On where leaders get risk management wrong

  • Overthinking it. I think in a lot of ways, you'll know it inherently. If you've got the right experience, you should be able to identify the actual risks straight away. But people overthink it and start just filling the gaps or filling it up with additional risks that are either just inherent risks of doing business.
  • Keep your eyes open. There’s a classic military thinking process: OODA (Observe, Orientate, Decide, Act). And certainly as a leader, stay back and keep your eyes up to whatever the conditions are because as they're changing, you then need to change the plan.
  • Where you earn your money as a leader is to stay back and look up and try to keep your hands off the tools.
  • Say “yes” is the best advice I've ever got. When you get an opportunity or something comes up, say “yes” and work out the how later.

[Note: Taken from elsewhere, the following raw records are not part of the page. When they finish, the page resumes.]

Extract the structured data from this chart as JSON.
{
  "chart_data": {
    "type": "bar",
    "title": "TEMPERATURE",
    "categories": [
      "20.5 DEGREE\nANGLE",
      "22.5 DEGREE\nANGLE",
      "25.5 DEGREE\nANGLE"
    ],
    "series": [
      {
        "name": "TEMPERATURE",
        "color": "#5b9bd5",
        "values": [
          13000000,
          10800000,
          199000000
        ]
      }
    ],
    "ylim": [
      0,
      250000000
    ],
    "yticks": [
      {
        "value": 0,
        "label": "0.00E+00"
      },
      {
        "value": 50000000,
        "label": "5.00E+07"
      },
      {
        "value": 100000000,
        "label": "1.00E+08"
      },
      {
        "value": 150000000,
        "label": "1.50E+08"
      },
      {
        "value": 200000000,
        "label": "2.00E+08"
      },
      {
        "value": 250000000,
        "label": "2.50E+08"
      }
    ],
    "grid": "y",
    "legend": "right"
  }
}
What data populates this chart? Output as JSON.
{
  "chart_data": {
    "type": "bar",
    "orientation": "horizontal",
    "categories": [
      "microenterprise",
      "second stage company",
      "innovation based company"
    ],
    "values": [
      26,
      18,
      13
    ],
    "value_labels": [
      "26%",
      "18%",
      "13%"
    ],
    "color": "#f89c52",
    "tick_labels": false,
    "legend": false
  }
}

On his number one interview question

  • What are you going to bring to the party? What's your party trick in a more corporate sense? 
  • We did this at one of our selection camps, but it was a training camp before we went down this summer with the scientists. We said that when we're down there, we're out in the field, we will have a chef, but she'll need days off. Or the chef might not be available for whatever reason. And you're going to have to cook your own meals using the contents of a box we gave them. And it's a pretty boring box of stuff. And you're putting a bunch of scientists in a kitchen that's crowded and doesn't have all the utensils, doesn't have all the spices, doesn't have anything you might want, you can't go to the shops, but here's your box of food. I want a three course meal with hors d'oeuvres and entrees and everything. And you've got an hour or two hours, whatever I gave them.
  • And that's what I want to see from anyone I'm taking on an Antarctic expedition or anyone I'm going to work with is. You've got the skills and the resume, that's how you got to this interview. Great. Everyone else that got to interviews, ticked that box. What are you going to do in a situation like that? If you've, you've got the bare bones or what can you cook with, nothing? Or what's your musical instrument? What do you, what do you bring to the party outside of your work?

Final message of wisdom and hope for future leaders 

  • Say yes to opportunities. Don't be too tied to the plan and assess risk with the goo between your ears and your eyes. That's that's what it all comes down to.